ICICI Securities spilled over at the company’s post-earnings meet on Tuesday, as analysts and shareholders challenged its rationale and questioned the swap ratio. The investors are upset over the proposal to turn ICICI Securities into a wholly owned subsidiary of parent ICICI Bank, and made plain their disgruntlement for the first time in a public forum. They believe the company is better off listed and are unhappy with the share swap ratio proposed.
The public shareholders’ opinion gains significance since ICICI Securities needs two-thirds of them, who own more than 25% stake, to approve the transaction. Parent ICICI Bank owns 74.85% stake in the company, with the rest being held by public shareholders. The proposal was announced last June.

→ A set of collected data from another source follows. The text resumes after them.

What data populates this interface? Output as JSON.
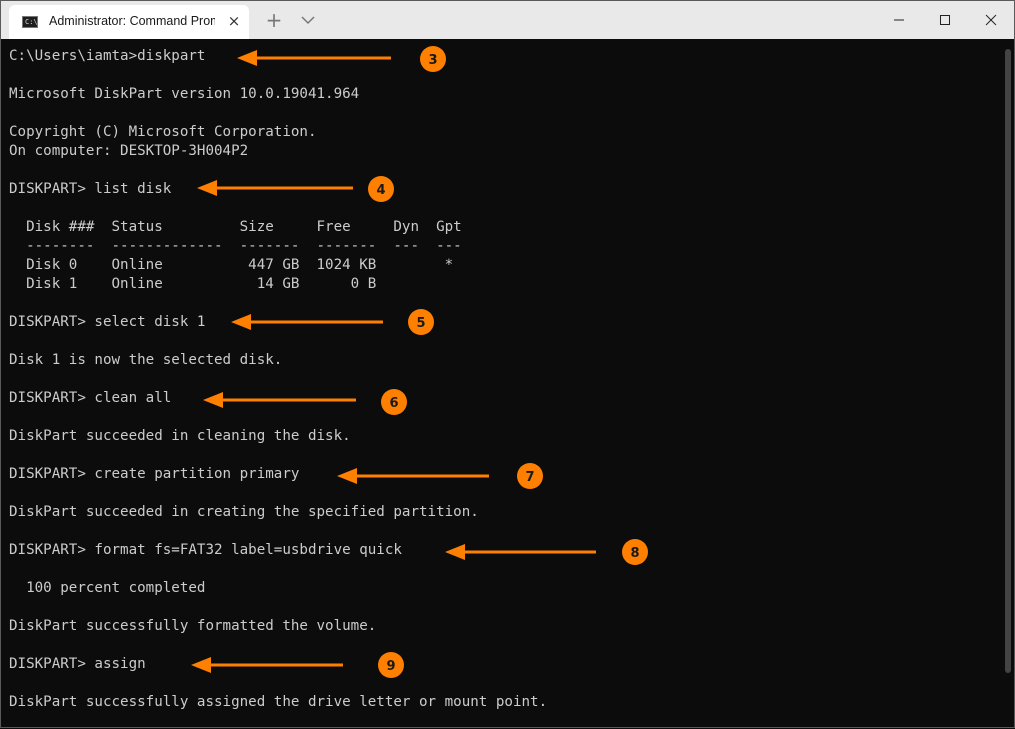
{
  "window": {
    "tab_title": "Administrator: Command Prompt",
    "tab_close": "×",
    "new_tab": "+"
  },
  "terminal": {
    "lines": [
      "C:\\Users\\iamta>diskpart",
      "Microsoft DiskPart version 10.0.19041.964",
      "Copyright (C) Microsoft Corporation.",
      "On computer: DESKTOP-3H004P2",
      "DISKPART> list disk",
      "  Disk ###  Status         Size     Free     Dyn  Gpt",
      "  --------  -------------  -------  -------  ---  ---",
      "  Disk 0    Online          447 GB  1024 KB        *",
      "  Disk 1    Online           14 GB      0 B",
      "DISKPART> select disk 1",
      "Disk 1 is now the selected disk.",
      "DISKPART> clean all",
      "DiskPart succeeded in cleaning the disk.",
      "DISKPART> create partition primary",
      "DiskPart succeeded in creating the specified partition.",
      "DISKPART> format fs=FAT32 label=usbdrive quick",
      "  100 percent completed",
      "DiskPart successfully formatted the volume.",
      "DISKPART> assign",
      "DiskPart successfully assigned the drive letter or mount point."
    ]
  },
  "annotations": {
    "badges": [
      "3",
      "4",
      "5",
      "6",
      "7",
      "8",
      "9"
    ],
    "color": "#ff7f00"
  }
}
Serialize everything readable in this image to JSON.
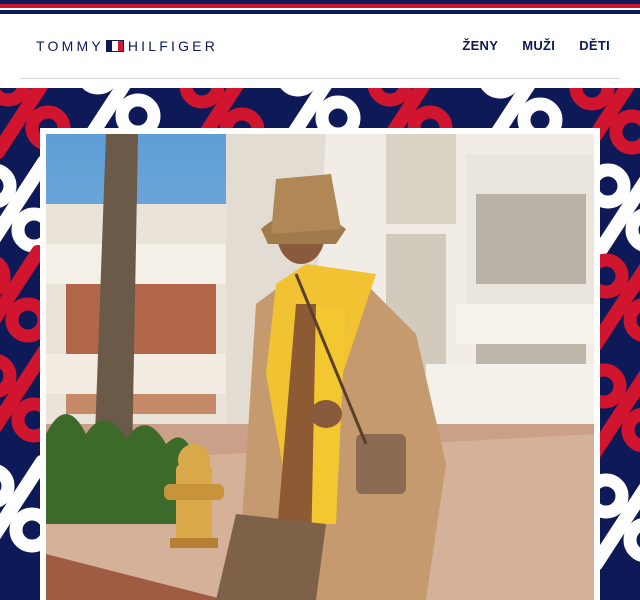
{
  "brand": {
    "name_left": "TOMMY",
    "name_right": "HILFIGER",
    "colors": {
      "navy": "#0d1a57",
      "red": "#d1152f",
      "white": "#ffffff"
    }
  },
  "nav": {
    "items": [
      {
        "label": "ŽENY"
      },
      {
        "label": "MUŽI"
      },
      {
        "label": "DĚTI"
      }
    ]
  },
  "banner": {
    "pattern_icon": "percent-sign-icon",
    "photo_description_icon": "model-in-bucket-hat-and-trench-coat"
  }
}
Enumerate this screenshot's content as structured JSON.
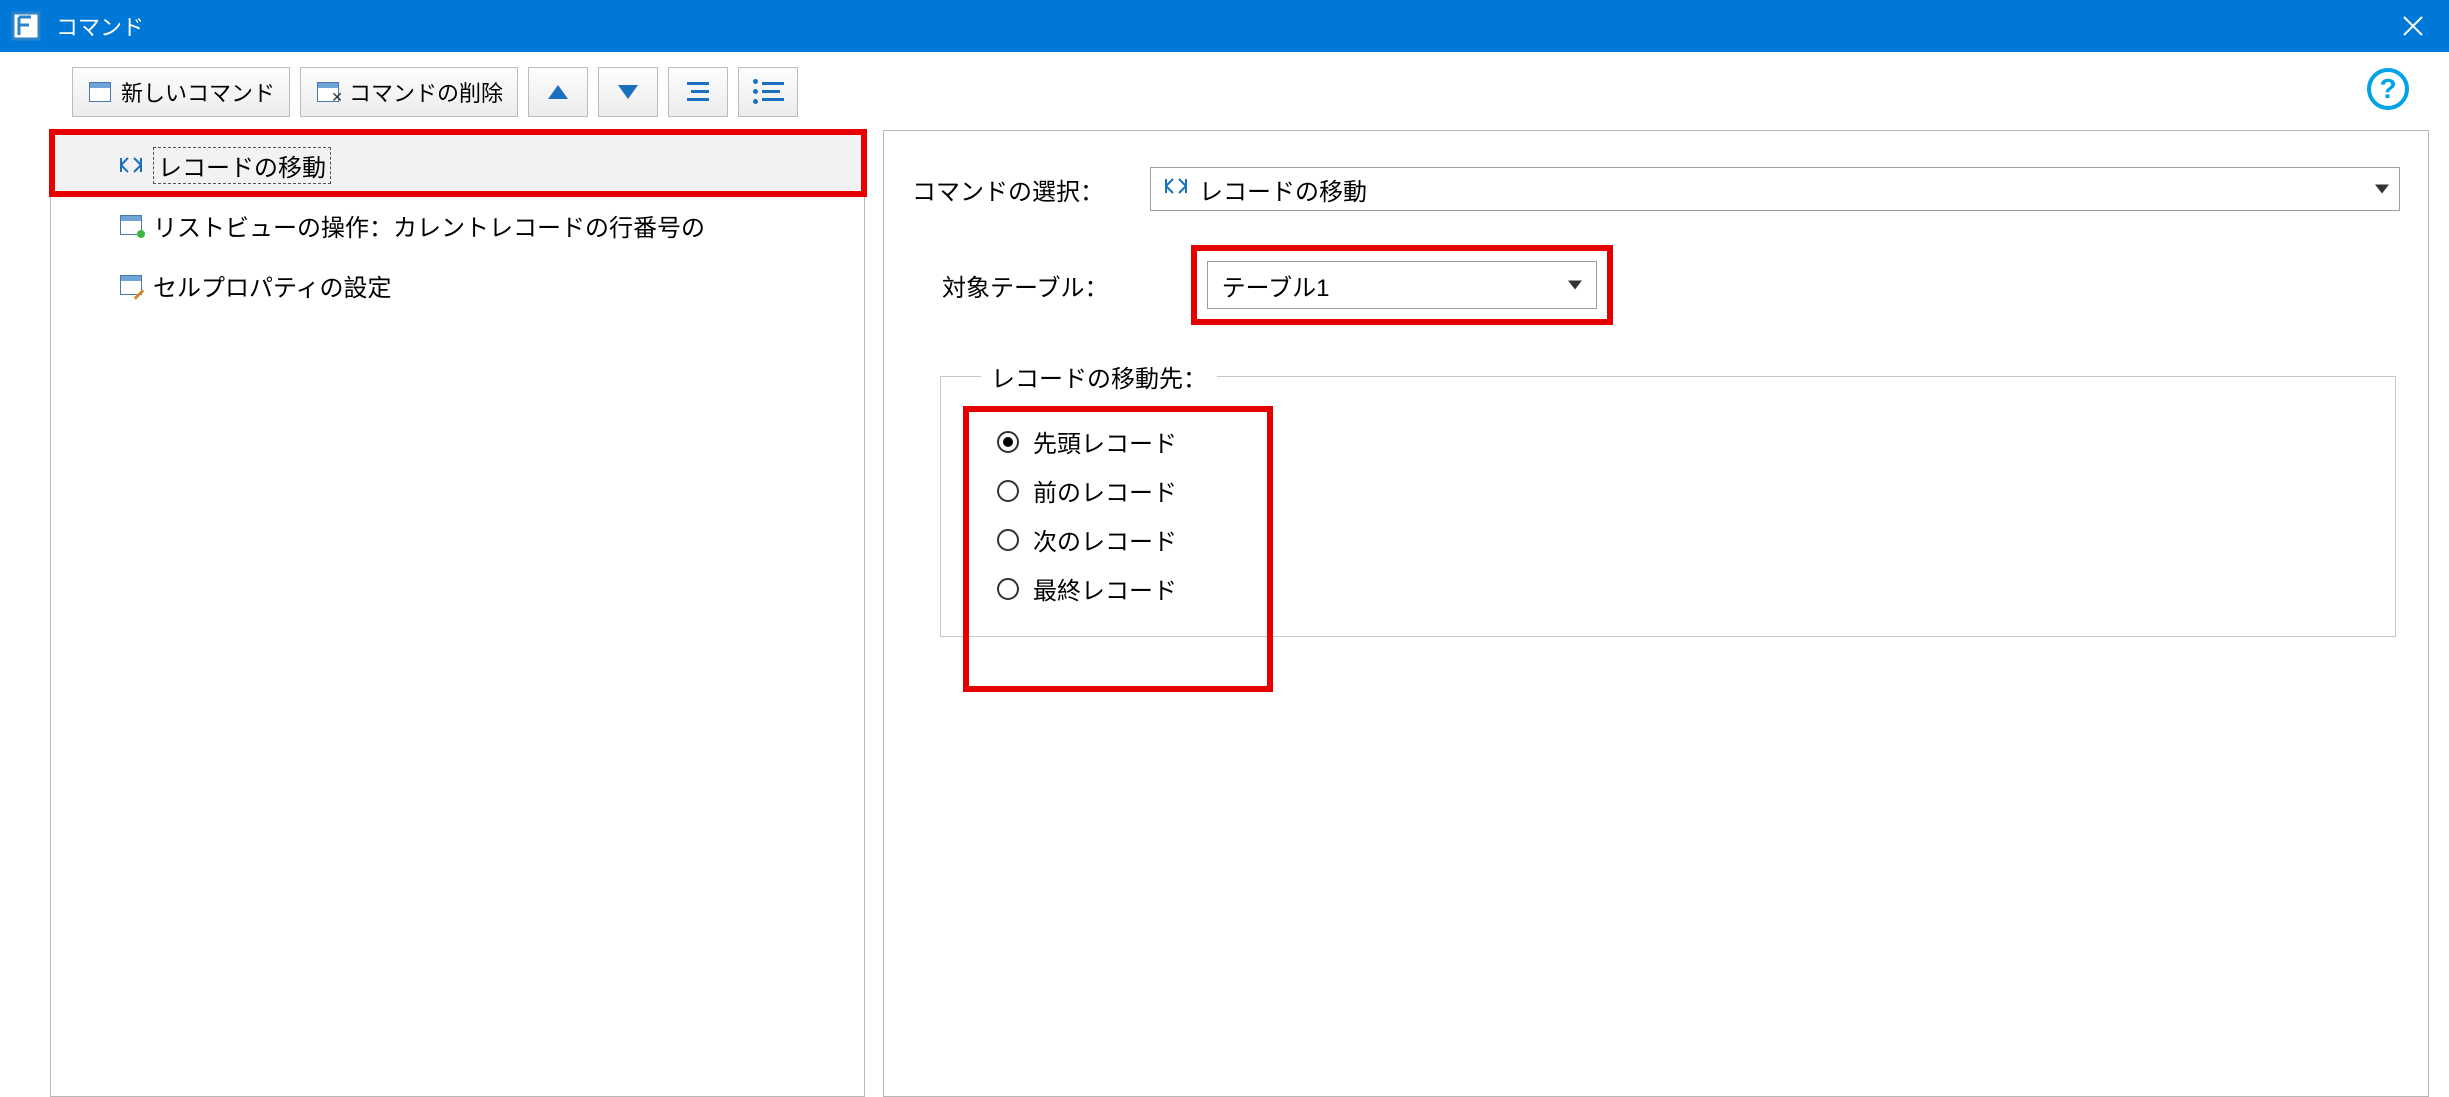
{
  "titlebar": {
    "title": "コマンド"
  },
  "toolbar": {
    "new_command_label": "新しいコマンド",
    "delete_command_label": "コマンドの削除"
  },
  "tree": {
    "items": [
      {
        "label": "レコードの移動"
      },
      {
        "label": "リストビューの操作：カレントレコードの行番号の"
      },
      {
        "label": "セルプロパティの設定"
      }
    ]
  },
  "details": {
    "command_select_label": "コマンドの選択：",
    "command_select_value": "レコードの移動",
    "target_table_label": "対象テーブル：",
    "target_table_value": "テーブル1",
    "destination_legend": "レコードの移動先：",
    "radios": {
      "first": "先頭レコード",
      "prev": "前のレコード",
      "next": "次のレコード",
      "last": "最終レコード"
    }
  }
}
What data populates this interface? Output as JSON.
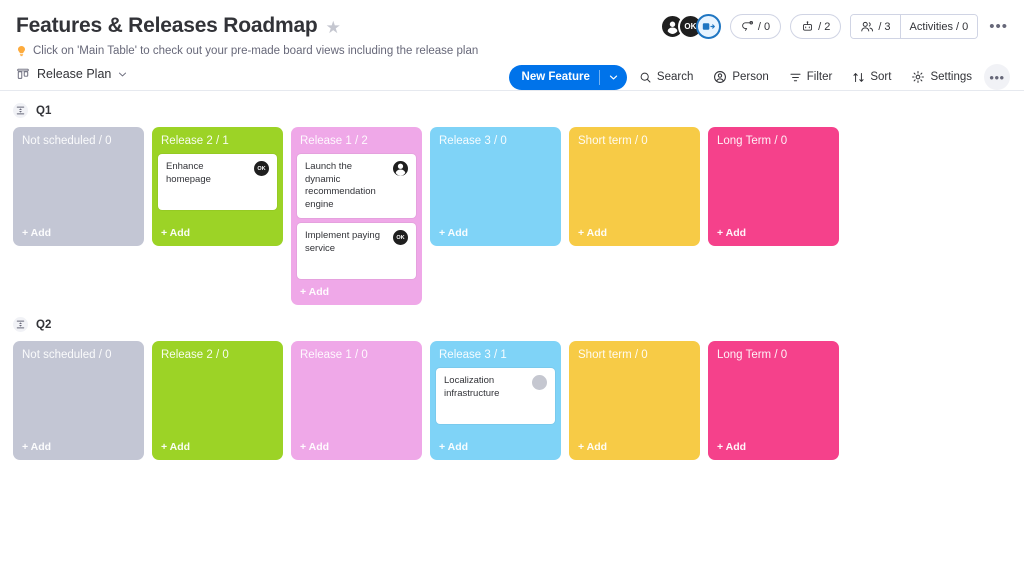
{
  "header": {
    "title": "Features & Releases Roadmap",
    "star_icon": "star-icon",
    "tip_icon": "lightbulb-icon",
    "subtitle": "Click on 'Main Table' to check out your pre-made board views including the release plan",
    "avatars": [
      {
        "initials": "",
        "icon": "person-icon"
      },
      {
        "initials": "OK",
        "icon": ""
      },
      {
        "initials": "",
        "icon": "invite-member-icon"
      }
    ],
    "stats": [
      {
        "name": "updates",
        "icon": "update-icon",
        "value": "/ 0"
      },
      {
        "name": "integrations",
        "icon": "robot-icon",
        "value": "/ 2"
      }
    ],
    "group_stats": [
      {
        "name": "members",
        "icon": "people-icon",
        "label": "/ 3"
      },
      {
        "name": "activities",
        "icon": "",
        "label": "Activities / 0"
      }
    ],
    "more_label": "•••"
  },
  "viewbar": {
    "view_icon": "kanban-board-icon",
    "view_name": "Release Plan",
    "chevron": "⌄",
    "new_button": {
      "label": "New Feature",
      "arrow": "⌄"
    },
    "tools": [
      {
        "name": "search",
        "icon": "search-icon",
        "label": "Search"
      },
      {
        "name": "person",
        "icon": "person-circle-icon",
        "label": "Person"
      },
      {
        "name": "filter",
        "icon": "filter-icon",
        "label": "Filter"
      },
      {
        "name": "sort",
        "icon": "sort-icon",
        "label": "Sort"
      },
      {
        "name": "settings",
        "icon": "gear-icon",
        "label": "Settings"
      }
    ],
    "more_label": "•••"
  },
  "colors": {
    "grey": "#c3c6d4",
    "green": "#9cd326",
    "pink": "#efa8e8",
    "blue": "#7fd3f7",
    "yellow": "#f7cb46",
    "magenta": "#f5418b",
    "accent": "#0073ea"
  },
  "add_label": "+ Add",
  "groups": [
    {
      "title": "Q1",
      "collapse_icon": "collapse-group-icon",
      "columns": [
        {
          "label": "Not scheduled / 0",
          "color": "#c3c6d4",
          "cards": []
        },
        {
          "label": "Release 2 / 1",
          "color": "#9cd326",
          "cards": [
            {
              "title": "Enhance homepage",
              "avatar": "OK",
              "avatar_type": "initials"
            }
          ]
        },
        {
          "label": "Release 1 / 2",
          "color": "#efa8e8",
          "cards": [
            {
              "title": "Launch the dynamic recommendation engine",
              "avatar": "",
              "avatar_type": "person"
            },
            {
              "title": "Implement paying service",
              "avatar": "OK",
              "avatar_type": "initials"
            }
          ]
        },
        {
          "label": "Release 3 / 0",
          "color": "#7fd3f7",
          "cards": []
        },
        {
          "label": "Short term / 0",
          "color": "#f7cb46",
          "cards": []
        },
        {
          "label": "Long Term / 0",
          "color": "#f5418b",
          "cards": []
        }
      ]
    },
    {
      "title": "Q2",
      "collapse_icon": "collapse-group-icon",
      "columns": [
        {
          "label": "Not scheduled / 0",
          "color": "#c3c6d4",
          "cards": []
        },
        {
          "label": "Release 2 / 0",
          "color": "#9cd326",
          "cards": []
        },
        {
          "label": "Release 1 / 0",
          "color": "#efa8e8",
          "cards": []
        },
        {
          "label": "Release 3 / 1",
          "color": "#7fd3f7",
          "cards": [
            {
              "title": "Localization infrastructure",
              "avatar": "",
              "avatar_type": "empty"
            }
          ]
        },
        {
          "label": "Short term / 0",
          "color": "#f7cb46",
          "cards": []
        },
        {
          "label": "Long Term / 0",
          "color": "#f5418b",
          "cards": []
        }
      ]
    }
  ]
}
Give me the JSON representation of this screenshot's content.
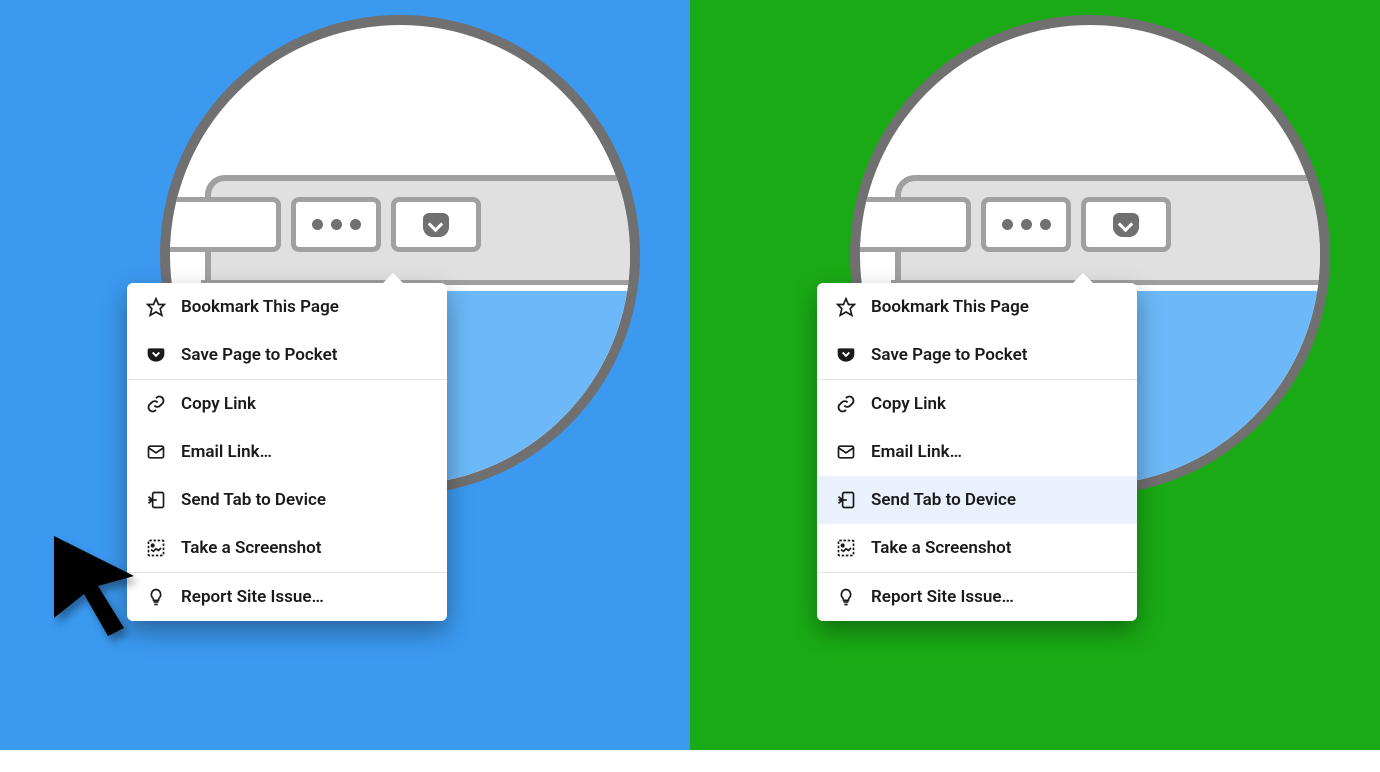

“I do not see where these synergies are coming from," Vikrant Darak, chief executive officer of Finverse Ventures Pvt. Ltd, a Pune-based fintech firm, and a shareholder in ICICI Securities, said during the call. “Neither in terms of technology – because I believe we are very superior in terms of technology to our peers.
In terms of financial muscle, we are very well-placed." ICICI Securities’ chief financial officer Harvinder Jaspal sought to explain the benefits of the transaction. “ICICI Bank is a source of affluent clients, who have banking needs as well as personal finance needs. This is the kind of value proposition that both the entities together can serve to those clients," Jaspal said.